AI Agent with Unity - Quick Start

This guide demonstrates how to integrate a real-time AI agent with a Unity application. The agent, powered by Google's Gemini Live API, acts as a high-energy game show host, guiding the user through a number-guessing game via voice.

Prerequisites

Before you begin, ensure you have the following:

Unity 2022.3 LTS or later.
A VideoSDK Account for generating an auth token. If you don't have one, sign up at the VideoSDK Dashboard.
Python 3.12+ for the AI agent.
A Google API Key for the Gemini Live API.

important

You need a VideoSDK account to generate a token and a Google API key for the Gemini Live API. Visit the VideoSDK dashboard to generate a token and the Google AI Studio for Google API key.

Project Structure

Unity-quickstart/
├── Unity/
│   ├── Assets/
│   │   └── Scripts/
│   │       └── GameManager.cs
│   ├── ProjectSettings/
│   └── Packages/
├── agent-unity.py
└── README.md

You will be working with the following files:

Unity/Assets/Scripts/GameManager.cs: The main script for the Unity application, handling meeting logic and UI.
agent-unity.py: The Python AI agent that joins the meeting.

1. Unity Frontend

Step 1: Install VideoSDK Package

Install VideoSDK Package

Open Unity’s Package Manager by selecting from the top bar: Window -> Package Manager.
Click the + button in the top left corner and select Add package from git URL.
Paste the following URL and click Add:

https://github.com/videosdk-live/videosdk-rtc-unity-sdk.git

Install VideoSDK Package

Add the com.unity.nuget.newtonsoft-json package by following the instructions provided here.

Step 2: Platform Setup

Platform Setup

Android Setup

To integrate the VideoSDK into your Android project, follow these steps:

Add the following repository configuration to your settingsTemplate.gradle file:

settingsTemplate.gradle
dependencyResolutionManagement {
    repositoriesMode.set(RepositoriesMode.PREFER_SETTINGS)
    repositories {
        **ARTIFACTORYREPOSITORY**
        google()
        mavenCentral()
        jcenter()
        maven {
            url = uri("https://maven.aliyun.com/repository/jcenter")
        }
        flatDir {
            dirs "${project(':unityLibrary').projectDir}/libs"
        }
    }
}

Install Android SDK in mainTemplate.gradle

mainTemplate.gradle
dependencies {
    implementation 'live.videosdk:rtc-android-sdk:0.3.1'
}

If your project has set android.useAndroidX=true, then set android.enableJetifier=true in the gradleTemplate.properties file to migrate your project to AndroidX and avoid duplicate class conflict.

gradleTemplate.gradle
android.enableJetifier = true;
android.useAndroidX = true;
android.suppressUnsupportedCompileSdk = 34;

Setting Up for iOS

Build for iOS: In Unity, export the project for iOS.
Open in Xcode: Navigate to the generated Xcode project and open it.
Configure Frameworks:
- Select the Unity-iPhone target.
- Go to the General tab.
- Under Frameworks, Libraries, and Embedded Content, add VideoSDK and its required frameworks.
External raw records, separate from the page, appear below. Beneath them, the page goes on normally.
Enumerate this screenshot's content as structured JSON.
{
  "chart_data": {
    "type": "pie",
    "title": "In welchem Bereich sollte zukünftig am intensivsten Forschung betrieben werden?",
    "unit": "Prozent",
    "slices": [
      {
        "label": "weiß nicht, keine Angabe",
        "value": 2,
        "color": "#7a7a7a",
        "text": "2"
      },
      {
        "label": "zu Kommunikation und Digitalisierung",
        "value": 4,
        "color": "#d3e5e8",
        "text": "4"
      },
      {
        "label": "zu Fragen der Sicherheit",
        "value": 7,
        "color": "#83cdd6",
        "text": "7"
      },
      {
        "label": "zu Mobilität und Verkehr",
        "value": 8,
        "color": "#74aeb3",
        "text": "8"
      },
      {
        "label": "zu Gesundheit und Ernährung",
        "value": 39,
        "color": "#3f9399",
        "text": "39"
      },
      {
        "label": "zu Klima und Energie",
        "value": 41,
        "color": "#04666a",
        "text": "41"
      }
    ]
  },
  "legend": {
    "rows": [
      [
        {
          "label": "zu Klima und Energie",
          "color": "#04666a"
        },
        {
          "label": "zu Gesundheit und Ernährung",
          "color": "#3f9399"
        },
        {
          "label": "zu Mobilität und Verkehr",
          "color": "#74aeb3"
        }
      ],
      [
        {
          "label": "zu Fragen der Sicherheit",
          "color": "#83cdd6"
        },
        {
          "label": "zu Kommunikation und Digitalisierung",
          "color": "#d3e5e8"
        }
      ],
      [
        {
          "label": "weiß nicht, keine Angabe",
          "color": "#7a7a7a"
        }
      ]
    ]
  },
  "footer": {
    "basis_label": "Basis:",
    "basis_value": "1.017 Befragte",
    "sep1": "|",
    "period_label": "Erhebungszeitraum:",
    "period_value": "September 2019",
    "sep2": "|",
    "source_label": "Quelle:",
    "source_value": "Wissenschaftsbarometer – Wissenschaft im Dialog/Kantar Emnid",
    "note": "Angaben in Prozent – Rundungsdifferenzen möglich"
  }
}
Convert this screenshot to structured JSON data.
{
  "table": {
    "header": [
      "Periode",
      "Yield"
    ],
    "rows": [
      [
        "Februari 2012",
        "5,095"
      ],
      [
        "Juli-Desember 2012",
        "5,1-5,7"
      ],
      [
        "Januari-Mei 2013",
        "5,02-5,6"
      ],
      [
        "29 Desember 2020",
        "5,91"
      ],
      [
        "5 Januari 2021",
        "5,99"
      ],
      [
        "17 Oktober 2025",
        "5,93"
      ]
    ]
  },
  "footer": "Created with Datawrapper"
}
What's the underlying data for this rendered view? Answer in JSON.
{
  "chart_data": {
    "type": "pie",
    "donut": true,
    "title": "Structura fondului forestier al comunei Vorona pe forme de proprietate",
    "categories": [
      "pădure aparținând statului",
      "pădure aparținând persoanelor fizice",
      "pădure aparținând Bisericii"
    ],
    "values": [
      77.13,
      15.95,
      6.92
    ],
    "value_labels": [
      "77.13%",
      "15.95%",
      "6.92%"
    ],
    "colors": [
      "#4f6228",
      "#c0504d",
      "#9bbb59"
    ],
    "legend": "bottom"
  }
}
Unity iPhone Frameworks, Libraries, and Embedded Content

Step 3: Create a Meeting Room

Create a Meeting Room

Create a static roomId using the VideoSDK API. Both the Unity app and the AI agent will use this ID to connect to the same meeting.

curl -X POST https://api.videosdk.live/v2/rooms \
  -H "Authorization: YOUR_JWT_TOKEN_HERE" \
  -H "Content-Type: application/json"

Replace YOUR_JWT_TOKEN_HERE with your VideoSDK auth token. Copy the roomId from the response for the next steps.
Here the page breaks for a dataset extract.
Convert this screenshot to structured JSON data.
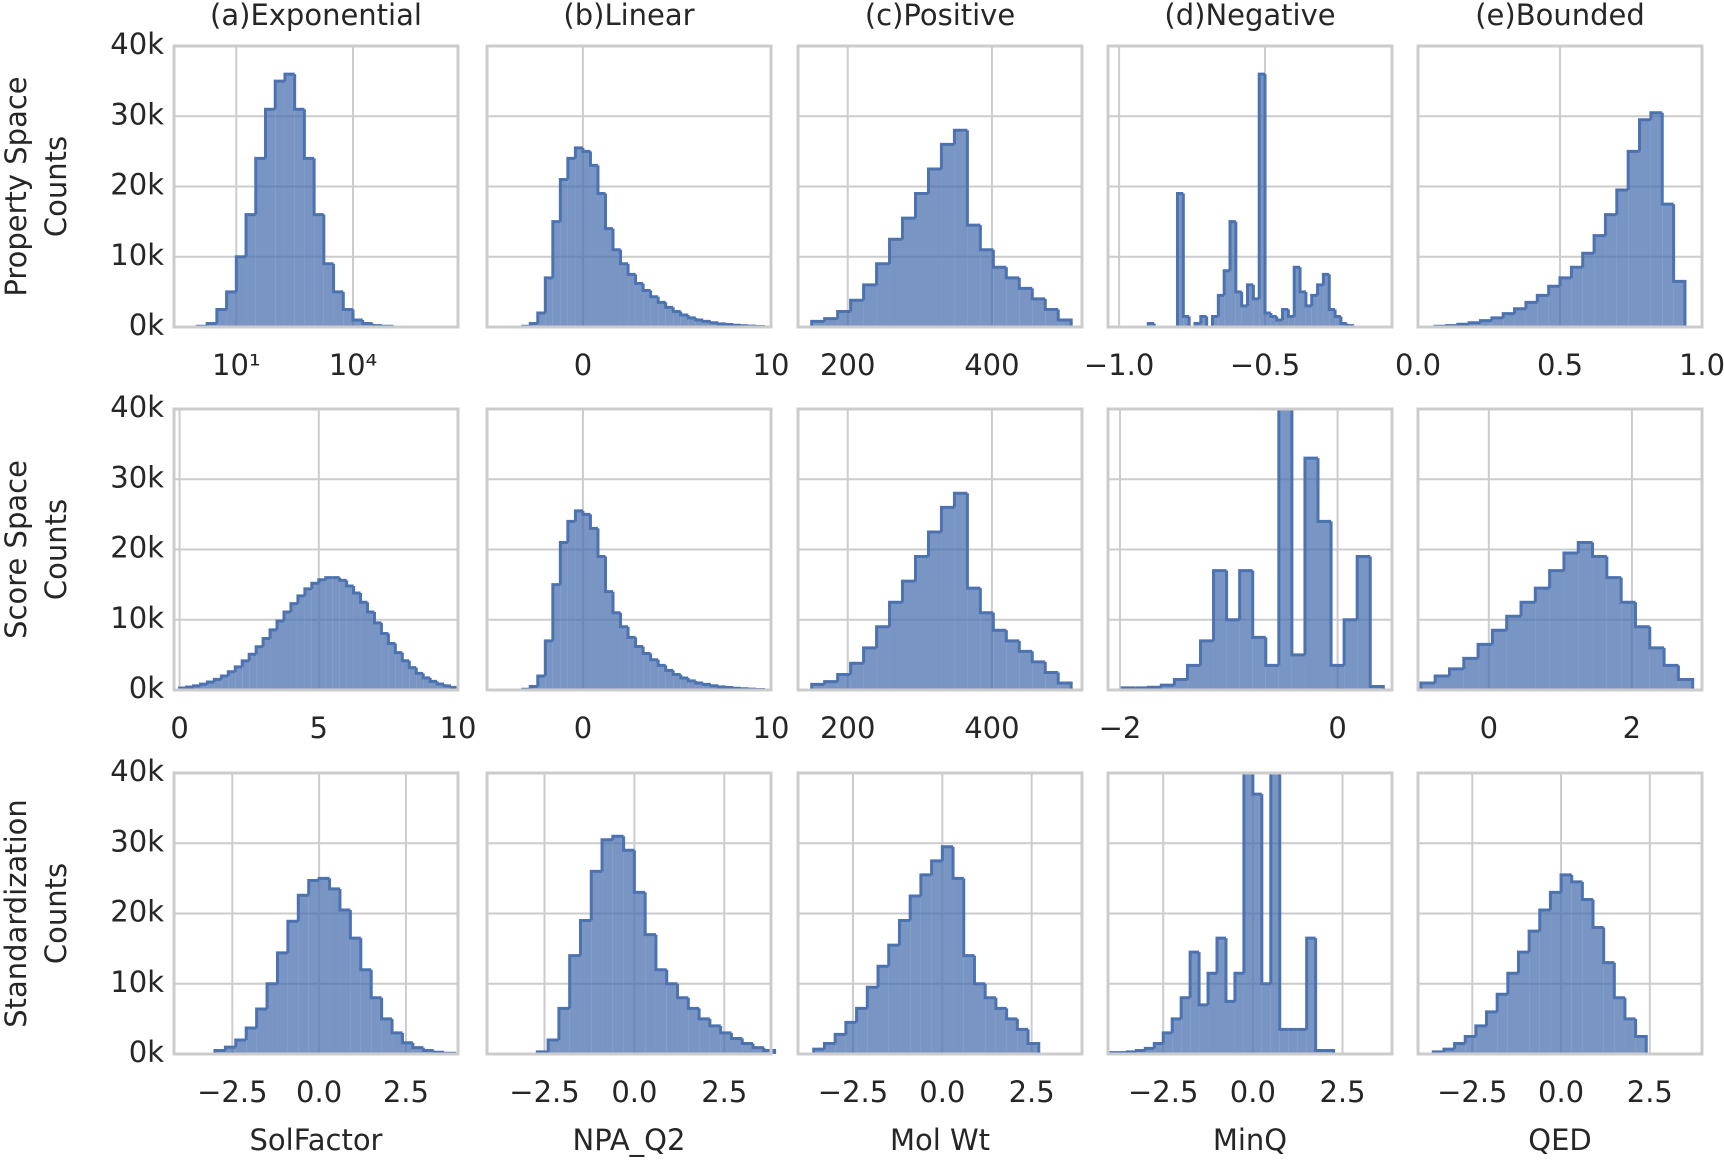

Step 4: Configure Unity Project

Configure Unity Project

Update GameManager.cs with your VideoSDK auth token and the roomId you just created.
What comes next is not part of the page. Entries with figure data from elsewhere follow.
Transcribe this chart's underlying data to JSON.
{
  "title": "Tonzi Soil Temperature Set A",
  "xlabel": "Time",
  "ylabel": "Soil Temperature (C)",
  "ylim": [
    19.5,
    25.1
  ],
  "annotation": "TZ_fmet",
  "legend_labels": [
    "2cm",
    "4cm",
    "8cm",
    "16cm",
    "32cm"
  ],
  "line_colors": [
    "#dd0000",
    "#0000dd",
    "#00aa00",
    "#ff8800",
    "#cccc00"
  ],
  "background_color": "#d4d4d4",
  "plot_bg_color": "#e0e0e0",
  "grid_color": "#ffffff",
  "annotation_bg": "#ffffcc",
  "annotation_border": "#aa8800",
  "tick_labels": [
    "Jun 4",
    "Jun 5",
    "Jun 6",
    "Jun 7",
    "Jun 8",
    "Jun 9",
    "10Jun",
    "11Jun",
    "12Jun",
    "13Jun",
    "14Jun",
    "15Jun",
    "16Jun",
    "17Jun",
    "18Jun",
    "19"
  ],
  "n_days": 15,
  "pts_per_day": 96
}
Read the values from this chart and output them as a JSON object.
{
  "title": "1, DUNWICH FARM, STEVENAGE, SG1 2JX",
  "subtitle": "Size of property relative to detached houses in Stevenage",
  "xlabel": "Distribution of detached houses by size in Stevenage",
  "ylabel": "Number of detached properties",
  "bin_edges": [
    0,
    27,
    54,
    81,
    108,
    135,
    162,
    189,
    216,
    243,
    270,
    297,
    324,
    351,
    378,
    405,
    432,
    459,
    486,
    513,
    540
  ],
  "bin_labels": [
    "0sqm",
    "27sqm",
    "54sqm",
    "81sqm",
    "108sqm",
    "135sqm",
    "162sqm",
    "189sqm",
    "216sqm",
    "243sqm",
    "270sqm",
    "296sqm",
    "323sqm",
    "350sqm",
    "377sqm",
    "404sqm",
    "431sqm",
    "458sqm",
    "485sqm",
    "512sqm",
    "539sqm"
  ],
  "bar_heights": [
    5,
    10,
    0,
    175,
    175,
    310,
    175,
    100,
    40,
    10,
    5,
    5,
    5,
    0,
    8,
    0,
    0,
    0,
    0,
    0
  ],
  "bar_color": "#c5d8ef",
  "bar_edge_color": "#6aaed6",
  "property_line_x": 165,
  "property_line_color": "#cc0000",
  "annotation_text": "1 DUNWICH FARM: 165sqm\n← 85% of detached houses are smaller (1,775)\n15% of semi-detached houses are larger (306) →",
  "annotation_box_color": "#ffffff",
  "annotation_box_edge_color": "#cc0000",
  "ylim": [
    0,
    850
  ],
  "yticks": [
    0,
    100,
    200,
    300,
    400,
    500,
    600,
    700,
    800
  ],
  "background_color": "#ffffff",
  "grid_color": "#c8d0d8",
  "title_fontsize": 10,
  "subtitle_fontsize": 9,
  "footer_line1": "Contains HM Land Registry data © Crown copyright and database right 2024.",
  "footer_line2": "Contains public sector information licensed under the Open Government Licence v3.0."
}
Unity/Assets/Scripts/GameManager.cs
// ... existing code ...
public class GameManager : MonoBehaviour
{
    // ... existing code ...
    private readonly string _token = "YOUR_VIDEOSDK_AUTH_TOKEN";
    private readonly string _staticMeetingId = "YOUR_MEETING_ID";
    // ... existing code ...
}

Step 5: Set Up Platform-Specific Permissions

Set Up Platform-Specific Permissions

For Android:

Add the following permissions to your AndroidManifest.xml file:

AndroidManifest.xml
<uses-permission android:name="android.permission.CAMERA"/>
<uses-permission android:name="android.permission.RECORD_AUDIO"/>
<uses-permission android:name="android.permission.MODIFY_AUDIO_SETTINGS"/>

For iOS:

Ensure your Info.plist includes descriptions for camera and microphone usage:

Info.plist
<key>NSCameraUsageDescription</key>
<string>Camera access is required for video calls.</string>
<key>NSMicrophoneUsageDescription</key>
<string>Microphone access is required for audio calls.</string>

2. Python AI Agent

Step 1: Configure Environment and Credentials

Configure Environment and Credentials

Create a .env file in the Unity-quickstart directory to store your API keys.

.env
# Google API Key for Gemini Live API
GOOGLE_API_KEY="your_google_api_key_here"

# VideoSDK Authentication Token
VIDEOSDK_AUTH_TOKEN="your_videosdk_auth_token_here"

Step 2: Create the Python AI Agent

Create the Python AI Agent

The Python agent joins the same meeting room to interact with the user. Update agent-unity.py with your roomId.

agent-unity.py
from videosdk.agents import Agent, AgentSession, RealTimePipeline,JobContext, RoomOptions, WorkerJob
from videosdk.plugins.google import GeminiRealtime, GeminiLiveConfig
import logging
logging.getLogger().setLevel(logging.INFO)

class MyVoiceAgent(Agent): 
    def __init__(self):
        super().__init__(
            instructions="You are a high-energy game-show host guiding the caller to guess a secret number from 1 to 100 to win 1,000,000$.",
        )

    async def on_enter(self) -> None:
        await self.session.say("Welcome to the Videosdk's AI Agent game show! I'm your host, and we're about to play for 1,000,000$. Are you ready to play?")
    
    async def on_exit(self) -> None:
        await self.session.say("Goodbye!")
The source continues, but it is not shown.